In this case, it's hamburgers. But take this example: Wilamette Week ran a review of "Spiderman" on wednesday. The Mercury ran one Thursday. The Trib and Oregonian and New York Times and every other daily paper in the country ran them today. Does that make the ones published today "derivative"? Should no one else have run a review because somebody else had one in print first? Does it make you inattentive or careless if your paper comes out on a different day? I don't think so.
It would be one thing if we were talking about news stories with timely data in them. Then the only excuse for being late would be new information. But in a feature section, overlap with other publications is inevitable given that you're all pretty much responding to the same new restaurants/movies/books/CDs. And you don't throw out your own work simply because someone else publishes a day or two earlier than you.
BTW: I don't work in journalism. But I have done so in the past, in addition to teaching it at the high school level. And I've had the frustration of those editors on seeing my "brilliant idea" "scooped" by a day or two. In a general interest publication with a weekly publication schedule like the Oregonian arts section, it's simply inevitable. It sickens the staff, I can tell you. But you have that much more incentive to do a better job. BEcause first to print doesn't equal best, of course.

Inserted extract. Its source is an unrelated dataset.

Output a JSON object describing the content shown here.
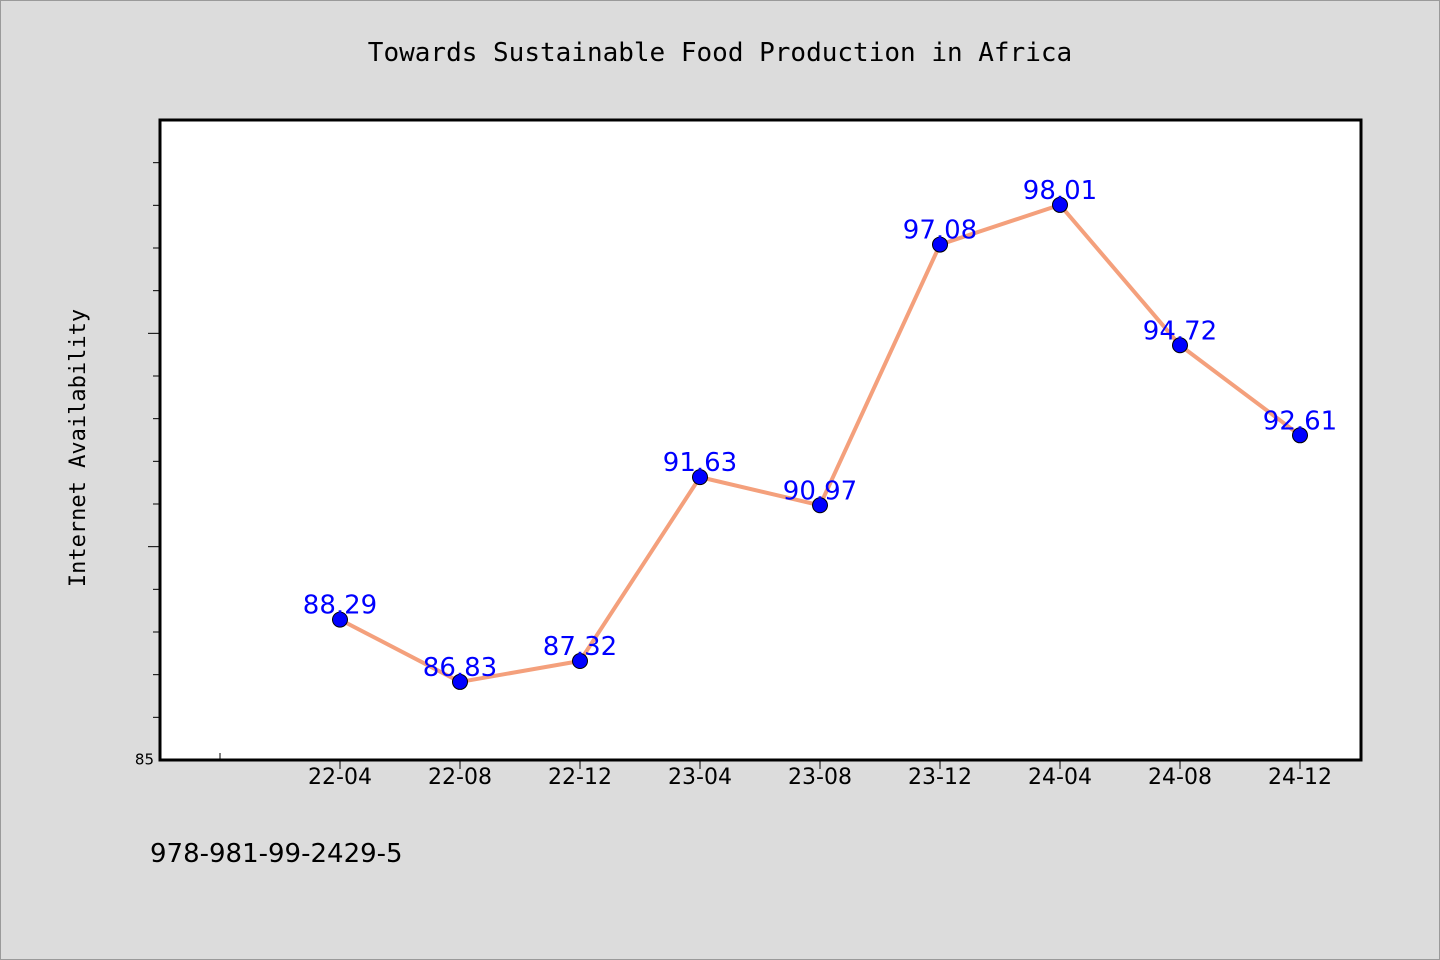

Posted by Josh | May 4, 2007 9:45 PM
somebody else at a different publication has written about the same thing,
It's not just that. The O reporter led with the exact same point that the WW story did. There was time to change that, but they didn't.
Posted by Jack Bog | May 4, 2007 10:10 PM
They don't seem that similar to me -- except for the announcement that the new burger in town costs a lot, which is the real headline and should come first. After all, it's why both papers did the story, I would guess. And after that, they're very different stories. One is a restaurant review, the other compares burgers around town.

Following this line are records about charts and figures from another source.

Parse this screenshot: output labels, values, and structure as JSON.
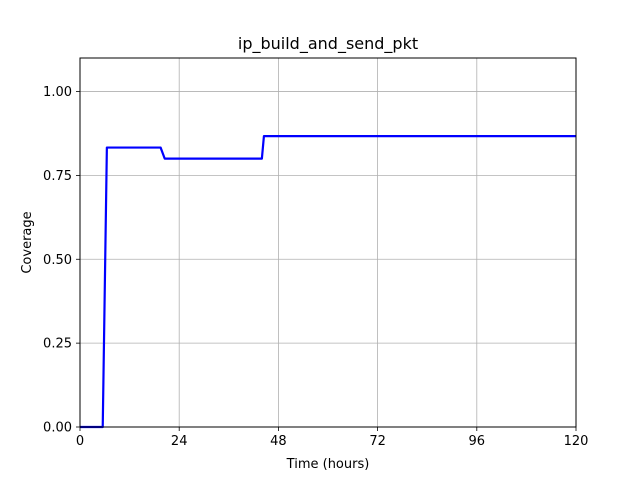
{
  "chart_data": {
    "type": "line",
    "title": "ip_build_and_send_pkt",
    "xlabel": "Time (hours)",
    "ylabel": "Coverage",
    "xlim": [
      0,
      120
    ],
    "ylim": [
      0,
      1.1
    ],
    "x_ticks": [
      0,
      24,
      48,
      72,
      96,
      120
    ],
    "x_tick_labels": [
      "0",
      "24",
      "48",
      "72",
      "96",
      "120"
    ],
    "y_ticks": [
      0,
      0.25,
      0.5,
      0.75,
      1.0
    ],
    "y_tick_labels": [
      "0.00",
      "0.25",
      "0.50",
      "0.75",
      "1.00"
    ],
    "grid": true,
    "series": [
      {
        "color": "#0000ff",
        "x": [
          0,
          5.5,
          6.5,
          19.5,
          20.5,
          44.0,
          44.5,
          120
        ],
        "y": [
          0,
          0,
          0.833,
          0.833,
          0.8,
          0.8,
          0.867,
          0.867
        ]
      }
    ]
  }
}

But the main point I'm trying to make is that just because somebody publishes on Wednesday and you publish on Friday doesn't rise to the level of a moral flaw. Heck, the best story on the sujbect might not be printed for another month somewhere else.
peace out
Posted by Josh | May 4, 2007 10:25 PM
Whatever. "$28 burger" all over both stories.
Enjoy your Oregonian.
While you can.
Posted by Jack Bog | May 4, 2007 10:31 PM
If I had the energy I'd show you how the O gets beat on story after story, several times each week. But it's not worth it.
Posted by Jack Bog | May 4, 2007 10:32 PM
Aside from the "who published first" argument, I didn't see any mention of the competing burger at Driftwood in the Oregonian story.
That's something I might actually go for - when it's $11 during happy hour, of course.
Posted by Greg Diamond | May 5, 2007 12:38 AM
OK, so it's a $28 burger. But will it float?
"Hurley. It's how you'll feel when you get the tab."
Posted by Allan L. | May 5, 2007 8:29 AM
Get yourself a Passport Unlimited card and it's 2-for-1 at Hurley's, and a lot of other places. (That would make it a $14 burger, eh?) Then blow your "savings" on some good wine (and don't forget to tip well!) (I have absolutely zero relationship with them, but they're at www.passportunlimited.com if you like to eat out.)
The $28 burger does seem silly, but foie gras ain't cheap (and who knows when PETA et al will finally succeed in banning it). Then again, I walked by Thomas Keller's Per Se in NY a couple of weeks ago...$250 for the tasting menu, without wine. The foie gras dish was an extra $30. And that's IF you could get a reservation. And "gentlemen" have to wear jackets.
Shoot...for $250 I should be able to eat naked if I want.